Qirum himself was at the steering oar at the stern of his own ship, a big bristling pentecoster that would have dwarfed his old eight-man scow. His Greek pilot had given it a name, the Lion, after the Greek custom. Erishum, Qirum’s trusted sergeant, stood at the prow, weapons to hand. This ship was the lead in a motley fleet of over a hundred vessels scattered across the swelling water, ships stolen from kings and pirates, some even rightfully purchased, many of them heroically sailed out of the strait and north along Gaira’s coast with the Western Ocean. Ships that bore an army, its warriors and followers and their horses, even chariots and siege engines packed into their hulls.
It was good to be back at sea. Qirum could hear men calling across the water, pilots passing bits of information, the crews mocking each other as fighting men always would. He could hear the horses too, their frightened whinnies carrying over the water. He relished the smell of pitch and resin, of the men’s wine and salted meat, even their earthy stink of piss and vomit, and above all the sharp salt scent of the air that lay over the ocean. Even to bring his army so far, to assemble such a fleet, was a huge achievement. And at this key moment, with the first landing on Northland soil imminent, it was Qirum’s ship that led, Qirum himself who guided it, he who would be the first to spring onto Northland soil, the first to fight, the first to kill.
But that landing had yet to be made, that moment of glory yet to come. For now Qirum and his force were still at the mercy of the sea. Huge oceanic waves forced their way into this great throat of an estuary, and the boat creaked as it rose and fell. The men, most of them warriors from the eastern countries, looked uneasy, queasy, and more than one had emptied his guts over the side. At least the wind was strong enough for them to use their sails, but it blew too hard, driving the ships too fast for the comfort of the pilots, and it brought a bite of cold too on this unseasonably chill midsummer day.

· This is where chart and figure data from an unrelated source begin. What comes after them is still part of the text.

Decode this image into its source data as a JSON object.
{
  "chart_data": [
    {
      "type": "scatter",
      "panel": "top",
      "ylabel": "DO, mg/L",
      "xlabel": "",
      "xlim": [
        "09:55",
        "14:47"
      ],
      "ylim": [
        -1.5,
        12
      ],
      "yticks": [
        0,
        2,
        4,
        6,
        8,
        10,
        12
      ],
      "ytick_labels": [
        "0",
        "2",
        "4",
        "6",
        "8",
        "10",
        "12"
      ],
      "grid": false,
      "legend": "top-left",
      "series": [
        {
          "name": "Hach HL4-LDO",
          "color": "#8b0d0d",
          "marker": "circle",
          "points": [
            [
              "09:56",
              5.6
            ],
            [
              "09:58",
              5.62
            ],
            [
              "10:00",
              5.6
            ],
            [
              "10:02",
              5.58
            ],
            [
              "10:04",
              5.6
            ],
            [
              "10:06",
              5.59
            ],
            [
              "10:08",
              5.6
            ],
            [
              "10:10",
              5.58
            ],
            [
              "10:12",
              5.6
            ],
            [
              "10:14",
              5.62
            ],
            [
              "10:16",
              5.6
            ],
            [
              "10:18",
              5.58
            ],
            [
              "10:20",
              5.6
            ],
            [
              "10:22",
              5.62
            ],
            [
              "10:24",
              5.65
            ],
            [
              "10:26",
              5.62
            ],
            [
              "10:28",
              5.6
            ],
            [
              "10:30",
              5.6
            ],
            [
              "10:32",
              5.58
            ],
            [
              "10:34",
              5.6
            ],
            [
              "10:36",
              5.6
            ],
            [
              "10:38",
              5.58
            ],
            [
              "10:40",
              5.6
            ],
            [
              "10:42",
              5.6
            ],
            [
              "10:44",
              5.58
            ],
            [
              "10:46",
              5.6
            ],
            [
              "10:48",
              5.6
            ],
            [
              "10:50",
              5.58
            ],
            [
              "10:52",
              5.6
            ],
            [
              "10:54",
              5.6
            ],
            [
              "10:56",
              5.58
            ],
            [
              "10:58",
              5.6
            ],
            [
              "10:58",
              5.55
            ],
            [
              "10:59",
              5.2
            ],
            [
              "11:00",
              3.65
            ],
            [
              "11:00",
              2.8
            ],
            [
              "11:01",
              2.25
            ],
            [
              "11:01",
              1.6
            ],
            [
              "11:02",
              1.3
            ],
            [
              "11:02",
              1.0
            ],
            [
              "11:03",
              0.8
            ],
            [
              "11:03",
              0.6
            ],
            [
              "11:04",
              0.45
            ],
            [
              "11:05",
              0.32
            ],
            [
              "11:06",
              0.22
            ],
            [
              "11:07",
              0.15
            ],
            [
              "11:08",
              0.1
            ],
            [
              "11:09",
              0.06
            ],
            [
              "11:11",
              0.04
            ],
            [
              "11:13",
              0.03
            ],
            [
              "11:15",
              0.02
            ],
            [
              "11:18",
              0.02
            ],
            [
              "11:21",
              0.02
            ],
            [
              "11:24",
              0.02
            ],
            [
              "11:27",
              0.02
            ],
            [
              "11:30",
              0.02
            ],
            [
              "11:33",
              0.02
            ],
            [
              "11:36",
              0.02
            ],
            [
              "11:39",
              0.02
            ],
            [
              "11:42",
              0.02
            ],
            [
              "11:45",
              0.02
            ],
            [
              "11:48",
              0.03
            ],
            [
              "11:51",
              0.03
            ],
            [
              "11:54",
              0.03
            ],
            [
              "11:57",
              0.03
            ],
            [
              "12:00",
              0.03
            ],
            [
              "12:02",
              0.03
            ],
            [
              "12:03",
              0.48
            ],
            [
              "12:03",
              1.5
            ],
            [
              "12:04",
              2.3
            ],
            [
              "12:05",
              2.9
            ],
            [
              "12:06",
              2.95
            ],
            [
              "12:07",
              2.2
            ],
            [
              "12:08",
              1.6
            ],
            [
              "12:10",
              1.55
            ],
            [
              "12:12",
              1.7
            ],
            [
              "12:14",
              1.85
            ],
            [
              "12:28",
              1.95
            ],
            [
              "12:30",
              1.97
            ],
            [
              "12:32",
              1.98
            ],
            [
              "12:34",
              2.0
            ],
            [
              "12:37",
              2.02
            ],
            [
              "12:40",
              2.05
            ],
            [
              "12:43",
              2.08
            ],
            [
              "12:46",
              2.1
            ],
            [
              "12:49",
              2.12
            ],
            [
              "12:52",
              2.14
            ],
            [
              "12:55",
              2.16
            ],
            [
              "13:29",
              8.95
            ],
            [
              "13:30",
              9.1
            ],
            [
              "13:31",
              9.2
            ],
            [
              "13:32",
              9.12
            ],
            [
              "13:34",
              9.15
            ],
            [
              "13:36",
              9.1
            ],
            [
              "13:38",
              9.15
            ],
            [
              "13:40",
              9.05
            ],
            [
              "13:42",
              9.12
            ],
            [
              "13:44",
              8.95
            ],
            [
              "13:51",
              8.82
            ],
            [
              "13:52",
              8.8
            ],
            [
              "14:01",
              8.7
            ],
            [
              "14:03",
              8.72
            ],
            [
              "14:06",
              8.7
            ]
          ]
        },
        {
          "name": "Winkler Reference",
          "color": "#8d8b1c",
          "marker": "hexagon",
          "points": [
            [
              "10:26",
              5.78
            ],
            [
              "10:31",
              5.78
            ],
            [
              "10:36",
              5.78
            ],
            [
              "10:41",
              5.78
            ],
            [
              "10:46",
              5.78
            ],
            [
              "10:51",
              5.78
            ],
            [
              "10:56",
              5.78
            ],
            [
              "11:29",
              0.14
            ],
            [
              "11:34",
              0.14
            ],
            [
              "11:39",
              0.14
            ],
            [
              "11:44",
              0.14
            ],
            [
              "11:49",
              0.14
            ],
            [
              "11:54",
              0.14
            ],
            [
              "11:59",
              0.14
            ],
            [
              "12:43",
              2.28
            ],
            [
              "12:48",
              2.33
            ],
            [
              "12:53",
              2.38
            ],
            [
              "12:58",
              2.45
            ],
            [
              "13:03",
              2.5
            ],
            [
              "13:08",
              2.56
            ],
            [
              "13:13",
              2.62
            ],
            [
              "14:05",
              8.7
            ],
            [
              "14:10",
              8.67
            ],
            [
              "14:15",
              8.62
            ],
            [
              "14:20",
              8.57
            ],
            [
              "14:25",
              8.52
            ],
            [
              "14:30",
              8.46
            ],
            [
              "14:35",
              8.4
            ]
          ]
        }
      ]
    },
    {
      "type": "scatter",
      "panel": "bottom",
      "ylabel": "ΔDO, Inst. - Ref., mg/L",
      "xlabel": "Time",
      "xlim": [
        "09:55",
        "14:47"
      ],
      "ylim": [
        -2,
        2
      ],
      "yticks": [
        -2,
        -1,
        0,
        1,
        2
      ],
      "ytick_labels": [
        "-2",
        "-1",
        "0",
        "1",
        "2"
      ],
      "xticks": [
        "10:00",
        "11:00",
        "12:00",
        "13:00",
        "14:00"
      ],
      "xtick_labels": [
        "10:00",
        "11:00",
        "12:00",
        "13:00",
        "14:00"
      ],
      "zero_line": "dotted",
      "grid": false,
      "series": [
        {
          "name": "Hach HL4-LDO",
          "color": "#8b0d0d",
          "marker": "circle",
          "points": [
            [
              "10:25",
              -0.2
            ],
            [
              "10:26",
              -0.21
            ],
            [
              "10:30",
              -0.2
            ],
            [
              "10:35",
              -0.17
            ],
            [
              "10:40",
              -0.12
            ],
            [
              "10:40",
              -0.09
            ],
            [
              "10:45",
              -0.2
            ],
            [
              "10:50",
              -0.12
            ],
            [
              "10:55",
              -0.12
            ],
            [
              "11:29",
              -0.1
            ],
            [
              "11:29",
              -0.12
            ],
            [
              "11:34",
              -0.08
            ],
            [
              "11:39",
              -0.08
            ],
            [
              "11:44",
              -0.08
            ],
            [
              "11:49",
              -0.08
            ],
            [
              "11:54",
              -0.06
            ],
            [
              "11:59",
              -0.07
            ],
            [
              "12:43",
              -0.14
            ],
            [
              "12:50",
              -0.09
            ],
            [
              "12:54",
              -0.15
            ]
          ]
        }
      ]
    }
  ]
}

It was just as well, Qirum thought, that few of the men knew of the invisible traps that the Northlanders had planted all along the shore.
Now the traitor came back the length of the ship to speak to him. He had to step carefully past the twin ranks of rowers, twenty-five men in each, their gear stowed beneath their benches, their weapons to hand, their oars shipped. The man, arrogantly dressed in the Jackdaw-feather cloak of his ceremonial office in Northland society, himself looked unsteady; he was no sailor. But he smiled at the Trojan’s discomfort. ‘You’re doing well, Qirum. Just hold your course.’
Qirum snarled, ‘I don’t need pats on the head from the likes of you, Bren.’
‘Of course you don’t. But nevertheless-’ He glanced up at a sunless sky. ‘A midsummer day, a clear still morning. The weather is kind, believe it or not. You should see the storms that ram their way up this estuary in the winter.’
Qirum glanced to the shore to the north. It was a strand of empty shingle beach, with a blur of forest in the distance. To the south, nothing could be seen but water. This estuary was so wide that you could not see one bank from the other. ‘I see no walls. Where are the mighty Northland walls, as I saw in the north?’